If I lift my eyes from my laptop, I can stare across my hotel’s rooftop infinity pool to the soft tropical blues of the Laccadive Sea. In a minute I might order another one of those excellent Sri Lankan crab curries. And another chilled Lion lager. Meanwhile the weather app on my phone tells me that London is shivering in a succession of bitter storms as the government ‘ends all Covid restrictions’, meaning everyone can go back to catching trains in the freezing fog.
I make no apologies for sounding smug, Being a freelance writer (or self-employed/freelance anything) has many serious downsides — no sick pay, no holiday pay, no pension, no Christmas office party, plus the queasy horror of the January tax bill — but there are two things which have always combined, for me, to make it highly tolerable. These are the lack of that commute and the freedom to work anywhere in the world.
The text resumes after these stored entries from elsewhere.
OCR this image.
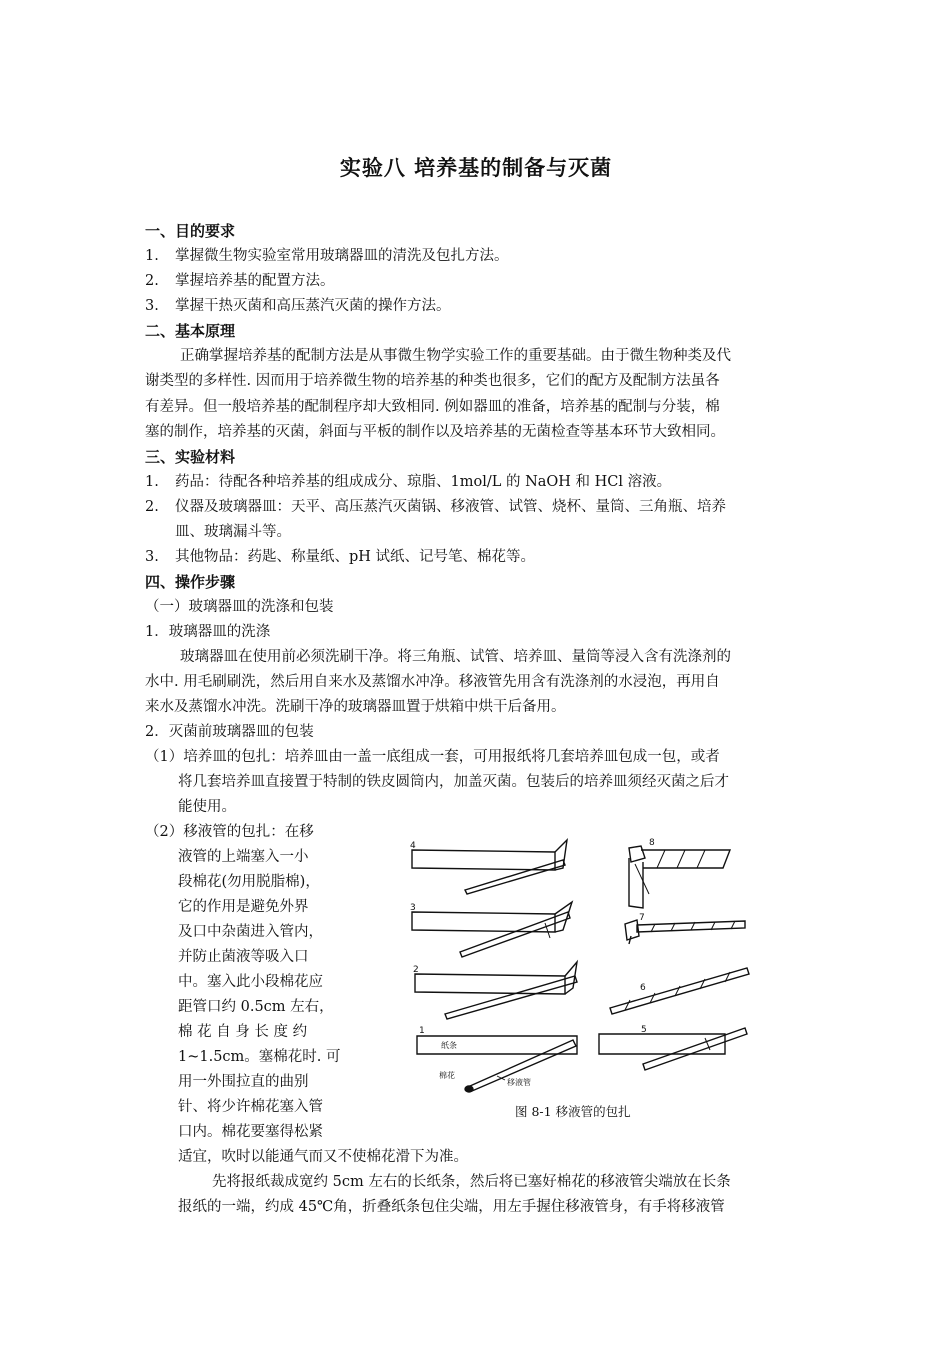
实验八 培养基的制备与灭菌
一、目的要求
1. 掌握微生物实验室常用玻璃器皿的清洗及包扎方法。
2. 掌握培养基的配置方法。
3. 掌握干热灭菌和高压蒸汽灭菌的操作方法。
二、基本原理
正确掌握培养基的配制方法是从事微生物学实验工作的重要基础。由于微生物种类及代
谢类型的多样性. 因而用于培养微生物的培养基的种类也很多，它们的配方及配制方法虽各
有差异。但一般培养基的配制程序却大致相同. 例如器皿的准备，培养基的配制与分装，棉
塞的制作，培养基的灭菌，斜面与平板的制作以及培养基的无菌检查等基本环节大致相同。
三、实验材料
1. 药品：待配各种培养基的组成成分、琼脂、1mol/L 的 NaOH 和 HCl 溶液。
2. 仪器及玻璃器皿：天平、高压蒸汽灭菌锅、移液管、试管、烧杯、量筒、三角瓶、培养
皿、玻璃漏斗等。
3. 其他物品：药匙、称量纸、pH 试纸、记号笔、棉花等。
四、操作步骤
（一）玻璃器皿的洗涤和包装
1．玻璃器皿的洗涤
玻璃器皿在使用前必须洗刷干净。将三角瓶、试管、培养皿、量筒等浸入含有洗涤剂的
水中. 用毛刷刷洗，然后用自来水及蒸馏水冲净。移液管先用含有洗涤剂的水浸泡，再用自
来水及蒸馏水冲洗。洗刷干净的玻璃器皿置于烘箱中烘干后备用。
2．灭菌前玻璃器皿的包装
（1）培养皿的包扎：培养皿由一盖一底组成一套，可用报纸将几套培养皿包成一包，或者
将几套培养皿直接置于特制的铁皮圆筒内，加盖灭菌。包装后的培养皿须经灭菌之后才
能使用。
（2）移液管的包扎：在移
液管的上端塞入一小
段棉花(勿用脱脂棉)，
它的作用是避免外界
及口中杂菌进入管内，
并防止菌液等吸入口
中。塞入此小段棉花应
距管口约 0.5cm 左右，
棉 花 自 身 长 度 约
1~1.5cm。塞棉花时. 可
用一外围拉直的曲别
针、将少许棉花塞入管
口内。棉花要塞得松紧
适宜，吹时以能通气而又不使棉花滑下为准。
先将报纸裁成宽约 5cm 左右的长纸条，然后将已塞好棉花的移液管尖端放在长条
报纸的一端，约成 45℃角，折叠纸条包住尖端，用左手握住移液管身，有手将移液管
4
3
2
1
纸条
棉花
移液管
8
7
6
5
图 8-1 移液管的包扎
The first is no small thing. When I’m in my own flat, I commute from my bed to my desk. Many is the time I’ve woken at 10 a.m. and smiled at not having to get up three hours earlier to squeeze on to a crowded train to sit in a boring cubicle. But the second is possibly even more precious. I absolutely loathe the British winter. January and February feel like an unjust jail term in a weirdly dank torture chamber. But then, about 20 years ago, I realised that I simply did not have to endure it. I could slip off somewhere nice and sunny and skip the sleet.
I have tended to go to Thailand, but this time I’ve chosen Sri Lanka as the Covid faff is minimal and, right now, it’s insanely cheap. And I mean cheap. My excellent five-star hotel in Colombo, the Marino Beach, is costing me £57 a night. No, really. £57.
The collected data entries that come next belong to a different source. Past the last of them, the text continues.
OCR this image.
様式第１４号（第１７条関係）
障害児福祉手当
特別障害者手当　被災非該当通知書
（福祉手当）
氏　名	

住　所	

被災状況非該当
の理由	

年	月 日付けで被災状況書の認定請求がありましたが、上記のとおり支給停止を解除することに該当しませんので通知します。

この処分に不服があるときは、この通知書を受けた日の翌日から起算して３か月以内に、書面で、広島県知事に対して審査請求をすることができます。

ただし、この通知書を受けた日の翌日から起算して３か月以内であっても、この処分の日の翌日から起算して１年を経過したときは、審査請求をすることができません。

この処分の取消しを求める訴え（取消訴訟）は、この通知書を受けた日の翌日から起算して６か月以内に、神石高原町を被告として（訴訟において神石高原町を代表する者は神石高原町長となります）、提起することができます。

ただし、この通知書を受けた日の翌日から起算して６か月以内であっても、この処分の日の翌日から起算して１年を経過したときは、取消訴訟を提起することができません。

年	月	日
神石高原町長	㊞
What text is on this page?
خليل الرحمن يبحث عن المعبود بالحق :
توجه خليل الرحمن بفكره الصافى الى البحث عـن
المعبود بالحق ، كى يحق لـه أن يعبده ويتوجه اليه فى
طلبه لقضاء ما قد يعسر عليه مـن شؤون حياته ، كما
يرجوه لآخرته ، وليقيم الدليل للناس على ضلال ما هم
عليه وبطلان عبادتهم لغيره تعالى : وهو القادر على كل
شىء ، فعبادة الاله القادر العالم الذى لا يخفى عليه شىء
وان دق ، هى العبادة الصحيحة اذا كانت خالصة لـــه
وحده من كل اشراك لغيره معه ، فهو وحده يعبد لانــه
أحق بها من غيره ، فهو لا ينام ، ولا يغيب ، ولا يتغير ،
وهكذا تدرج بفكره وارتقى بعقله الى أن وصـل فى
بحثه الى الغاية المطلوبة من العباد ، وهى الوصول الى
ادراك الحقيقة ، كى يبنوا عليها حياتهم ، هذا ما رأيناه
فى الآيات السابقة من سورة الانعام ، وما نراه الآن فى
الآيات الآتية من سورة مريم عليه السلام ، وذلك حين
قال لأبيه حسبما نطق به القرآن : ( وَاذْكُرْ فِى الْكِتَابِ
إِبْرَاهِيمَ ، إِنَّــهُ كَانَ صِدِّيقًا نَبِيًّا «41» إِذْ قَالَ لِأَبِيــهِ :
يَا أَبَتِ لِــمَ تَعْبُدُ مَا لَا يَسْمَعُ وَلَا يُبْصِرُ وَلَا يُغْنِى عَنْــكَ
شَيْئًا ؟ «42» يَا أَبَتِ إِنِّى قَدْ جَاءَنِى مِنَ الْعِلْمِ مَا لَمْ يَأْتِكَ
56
It’s this cheapness which has got me thinking. As we have all discovered, many office jobs can be done from home. Everyone can work like I do in my flat, where rush hour consists of slowly shuffling to the Nespresso machine. Now, as restrictions end, it is supposed that nearly everyone will return to the office in some form or another, perhaps for three or four days a week.
But will they? For a start, lots of companies have shed office space, meaning they don’t have room for everyone. What’s more, a lot of people will have deduced what I figured out two decades ago: that if their work can be done from a kitchen table, it can surely also be done from a beach in the tropics where gin and tonics are £2. Why linger in your Brooklyn apartment in freezing January when Belize also has great wifi? Why stay in your frigid semi in Finchley in February when you can set up your Zoom calls under the coconut palms? In other words, multitudes of people can now live the deliciously itinerant life of the digital nomad. (And they will still get the pension, the sick pay and the rest. Damn them.)
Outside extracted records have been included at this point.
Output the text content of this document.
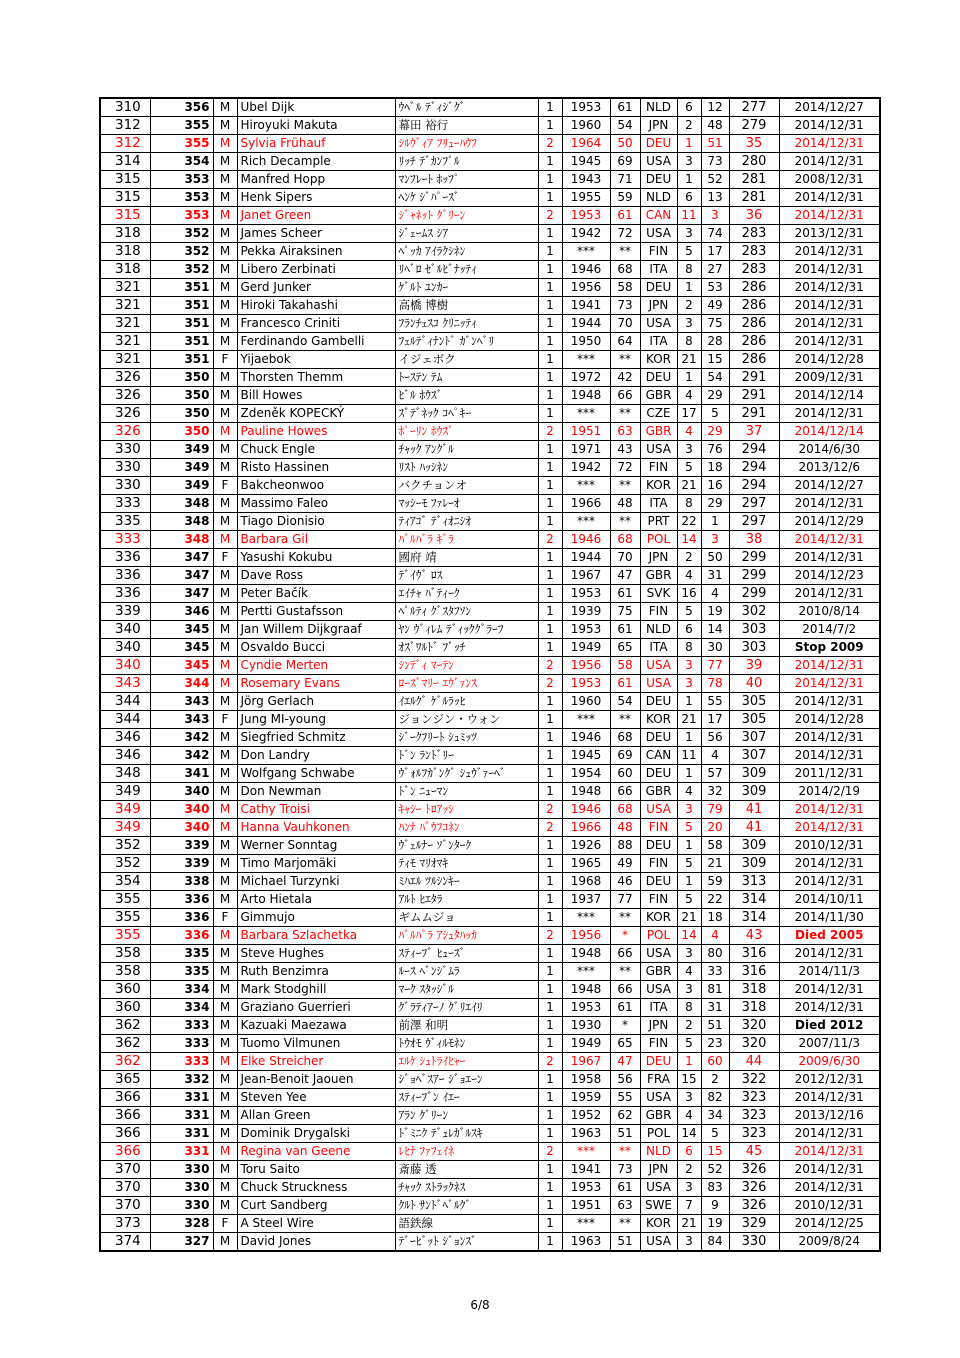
310	356	M	Ubel Dijk	ｳﾍﾞﾙ ﾃﾞｨｼﾞｸﾞ	1	1953	61	NLD	6	12	277	2014/12/27
312	355	M	Hiroyuki Makuta	幕田 裕行	1	1960	54	JPN	2	48	279	2014/12/31
312	355	M	Sylvia Frühauf	ｼﾙｳﾞｨｱ ﾌﾘｭｰﾊｳﾌ	2	1964	50	DEU	1	51	35	2014/12/31
314	354	M	Rich Decample	ﾘｯﾁ ﾃﾞｶﾝﾌﾟﾙ	1	1945	69	USA	3	73	280	2014/12/31
315	353	M	Manfred Hopp	ﾏﾝﾌﾚｰﾄ ﾎｯﾌﾟ	1	1943	71	DEU	1	52	281	2008/12/31
315	353	M	Henk Sipers	ﾍﾝｹ ｼﾞﾊﾟｰｽﾞ	1	1955	59	NLD	6	13	281	2014/12/31
315	353	M	Janet Green	ｼﾞｬﾈｯﾄ ｸﾞﾘｰﾝ	2	1953	61	CAN	11	3	36	2014/12/31
318	352	M	James Scheer	ｼﾞｪｰﾑｽ ｼｱ	1	1942	72	USA	3	74	283	2013/12/31
318	352	M	Pekka Airaksinen	ﾍﾟｯｶ ｱｲﾗｸｼﾈﾝ	1	***	**	FIN	5	17	283	2014/12/31
318	352	M	Libero Zerbinati	ﾘﾍﾞﾛ ｾﾞﾙﾋﾞﾅｯﾃｨ	1	1946	68	ITA	8	27	283	2014/12/31
321	351	M	Gerd Junker	ｹﾞﾙﾄ ﾕﾝｶｰ	1	1956	58	DEU	1	53	286	2014/12/31
321	351	M	Hiroki Takahashi	高橋 博樹	1	1941	73	JPN	2	49	286	2014/12/31
321	351	M	Francesco Criniti	ﾌﾗﾝﾁｪｽｺ ｸﾘﾆｯﾃｨ	1	1944	70	USA	3	75	286	2014/12/31
321	351	M	Ferdinando Gambelli	ﾌｪﾙﾃﾞｨﾅﾝﾄﾞ ｶﾞﾝﾍﾞﾘ	1	1950	64	ITA	8	28	286	2014/12/31
321	351	F	Yijaebok	イジェボク	1	***	**	KOR	21	15	286	2014/12/28
326	350	M	Thorsten Themm	ﾄｰｽﾃﾝ ﾃﾑ	1	1972	42	DEU	1	54	291	2009/12/31
326	350	M	Bill Howes	ﾋﾞﾙ ﾎｳｽﾞ	1	1948	66	GBR	4	29	291	2014/12/14
326	350	M	Zdeněk KOPECKÝ	ｽﾞﾃﾞﾈｯｸ ｺﾍﾟｷｰ	1	***	**	CZE	17	5	291	2014/12/31
326	350	M	Pauline Howes	ﾎﾟｰﾘﾝ ﾎｳｽﾞ	2	1951	63	GBR	4	29	37	2014/12/14
330	349	M	Chuck Engle	ﾁｬｯｸ ｱﾝｸﾞﾙ	1	1971	43	USA	3	76	294	2014/6/30
330	349	M	Risto Hassinen	ﾘｽﾄ ﾊｯｼﾈﾝ	1	1942	72	FIN	5	18	294	2013/12/6
330	349	F	Bakcheonwoo	バクチョンオ	1	***	**	KOR	21	16	294	2014/12/27
333	348	M	Massimo Faleo	ﾏｯｼｰﾓ ﾌｧﾚｰｵ	1	1966	48	ITA	8	29	297	2014/12/31
335	348	M	Tiago Dionisio	ﾃｨｱｺﾞ ﾃﾞｨｵﾆｼｵ	1	***	**	PRT	22	1	297	2014/12/29
333	348	M	Barbara Gil	ﾊﾞﾙﾊﾞﾗ ｷﾞﾗ	2	1946	68	POL	14	3	38	2014/12/31
336	347	F	Yasushi Kokubu	國府 靖	1	1944	70	JPN	2	50	299	2014/12/31
336	347	M	Dave Ross	ﾃﾞｲｳﾞ ﾛｽ	1	1967	47	GBR	4	31	299	2014/12/23
336	347	M	Peter Bačík	ｴｲﾁｬ ﾊﾞﾃｨｰｸ	1	1953	61	SVK	16	4	299	2014/12/31
339	346	M	Pertti Gustafsson	ﾍﾟﾙﾃｨ ｸﾞｽﾀﾌｿﾝ	1	1939	75	FIN	5	19	302	2010/8/14
340	345	M	Jan Willem Dijkgraaf	ﾔﾝ ｳﾞｨﾚﾑ ﾃﾞｨｯｸｸﾞﾗｰﾌ	1	1953	61	NLD	6	14	303	2014/7/2
340	345	M	Osvaldo Bucci	ｵｽﾞﾜﾙﾄﾞ ﾌﾞｯﾁ	1	1949	65	ITA	8	30	303	Stop 2009
340	345	M	Cyndie Merten	ｼﾝﾃﾞｨ ﾏｰﾃﾝ	2	1956	58	USA	3	77	39	2014/12/31
343	344	M	Rosemary Evans	ﾛｰｽﾞﾏﾘｰ ｴｳﾞｧﾝｽ	2	1953	61	USA	3	78	40	2014/12/31
344	343	M	Jörg Gerlach	ｲｴﾙｸﾞ ｹﾞﾙﾗｯﾋ	1	1960	54	DEU	1	55	305	2014/12/31
344	343	F	Jung MI-young	ジョンジン・ウォン	1	***	**	KOR	21	17	305	2014/12/28
346	342	M	Siegfried Schmitz	ｼﾞｰｸﾌﾘｰﾄ ｼｭﾐｯﾂ	1	1946	68	DEU	1	56	307	2014/12/31
346	342	M	Don Landry	ﾄﾞﾝ ﾗﾝﾄﾞﾘｰ	1	1945	69	CAN	11	4	307	2014/12/31
348	341	M	Wolfgang Schwabe	ｳﾞｫﾙﾌｶﾞﾝｸﾞ ｼｭｳﾞｧｰﾍﾞ	1	1954	60	DEU	1	57	309	2011/12/31
349	340	M	Don Newman	ﾄﾞﾝ ﾆｭｰﾏﾝ	1	1948	66	GBR	4	32	309	2014/2/19
349	340	M	Cathy Troisi	ｷｬｼｰ ﾄﾛｱｯｼ	2	1946	68	USA	3	79	41	2014/12/31
349	340	M	Hanna Vauhkonen	ﾊﾝﾅ ﾊﾞｳﾌｺﾈﾝ	2	1966	48	FIN	5	20	41	2014/12/31
352	339	M	Werner Sonntag	ｳﾞｪﾙﾅｰ ｿﾞﾝﾀｰｸ	1	1926	88	DEU	1	58	309	2010/12/31
352	339	M	Timo Marjomäki	ﾃｨﾓ ﾏﾘｵﾏｷ	1	1965	49	FIN	5	21	309	2014/12/31
354	338	M	Michael Turzynki	ﾐﾊｴﾙ ﾂﾙｼﾝｷｰ	1	1968	46	DEU	1	59	313	2014/12/31
355	336	M	Arto Hietala	ｱﾙﾄ ﾋｴﾀﾗ	1	1937	77	FIN	5	22	314	2014/10/11
355	336	F	Gimmujo	ギムムジョ	1	***	**	KOR	21	18	314	2014/11/30
355	336	M	Barbara Szlachetka	ﾊﾞﾙﾊﾞﾗ ｱｼｭﾀﾊｯｶ	2	1956	*	POL	14	4	43	Died 2005
358	335	M	Steve Hughes	ｽﾃｨｰﾌﾞ ﾋｭｰｽﾞ	1	1948	66	USA	3	80	316	2014/12/31
358	335	M	Ruth Benzimra	ﾙｰｽ ﾍﾞﾝｼﾞﾑﾗ	1	***	**	GBR	4	33	316	2014/11/3
360	334	M	Mark Stodghill	ﾏｰｸ ｽﾀｯｼﾞﾙ	1	1948	66	USA	3	81	318	2014/12/31
360	334	M	Graziano Guerrieri	ｸﾞﾗﾃｨｱｰﾉ ｸﾞﾘｴｲﾘ	1	1953	61	ITA	8	31	318	2014/12/31
362	333	M	Kazuaki Maezawa	前澤 和明	1	1930	*	JPN	2	51	320	Died 2012
362	333	M	Tuomo Vilmunen	ﾄｳｵﾓ ｳﾞｨﾙﾓﾈﾝ	1	1949	65	FIN	5	23	320	2007/11/3
362	333	M	Elke Streicher	ｴﾙｹ ｼｭﾄﾗｲﾋｬｰ	2	1967	47	DEU	1	60	44	2009/6/30
365	332	M	Jean-Benoit Jaouen	ｼﾞｮﾍﾞｽｱｰ ｼﾞｮｴｰﾝ	1	1958	56	FRA	15	2	322	2012/12/31
366	331	M	Steven Yee	ｽﾃｨｰﾌﾞﾝ ｲｴｰ	1	1959	55	USA	3	82	323	2014/12/31
366	331	M	Allan Green	ｱﾗﾝ ｸﾞﾘｰﾝ	1	1952	62	GBR	4	34	323	2013/12/16
366	331	M	Dominik Drygalski	ﾄﾞﾐﾆｸ ﾃﾞｭﾚｶﾞﾙｽｷ	1	1963	51	POL	14	5	323	2014/12/31
366	331	M	Regina van Geene	ﾚﾋﾅ ﾌｧﾌｪｲﾈ	2	***	**	NLD	6	15	45	2014/12/31
370	330	M	Toru Saito	斎藤 透	1	1941	73	JPN	2	52	326	2014/12/31
370	330	M	Chuck Struckness	ﾁｬｯｸ ｽﾄﾗｯｸﾈｽ	1	1953	61	USA	3	83	326	2014/12/31
370	330	M	Curt Sandberg	ｸﾙﾄ ｻﾝﾄﾞﾍﾞﾙｸﾞ	1	1951	63	SWE	7	9	326	2010/12/31
373	328	F	A Steel Wire	語鉄線	1	***	**	KOR	21	19	329	2014/12/25
374	327	M	David Jones	ﾃﾞｰﾋﾞｯﾄ ｼﾞｮﾝｽﾞ	1	1963	51	USA	3	84	330	2009/8/24
6/8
Of course, for many, ties with home will be too strong to allow entire months or seasons away from office life. Kids, pets, gardens, colleagues, relatives and so on will prevent lots of people flying south. But many do not have these pressing ties. And for them Working From Paradise will make sense.
It might even add up financially. Sri Lanka today is so inexpensive I have possibly saved money by zipping out to the tropics — and Sri Lanka has benefited too. The Colombo government is desperate for hard currency, with an economy close to default, and its tourist industry is begging for post-Covid visitors. I can feel virtuous even as I slurp sweet Negombo oysters for 50p a pop.
If I am right and Working By The Pool becomes as popular as Working From Home, this has serious implications for big, rich cities with horrible winters. Toronto, Chicago, New York — London, Brussels, Paris — Amsterdam, Hamburg, Berlin — all of them and many more might become seriously depopulated of relatively mobile people from December to March. It won’t just be the thriller writers migrating to Koh Samui as the wintry darkness closes in, it will be entire neighbourhoods.
This will be great for the economies of poorer sunny countries in the tropics, but you have to wonder what it might do to the already fragile business of Pret A Manger and so many other enterprises reliant on bustling city centres. I guess I’d better make the most of the empty sunbeds here by the rooftop pool, because soon they might be a whole lot busier.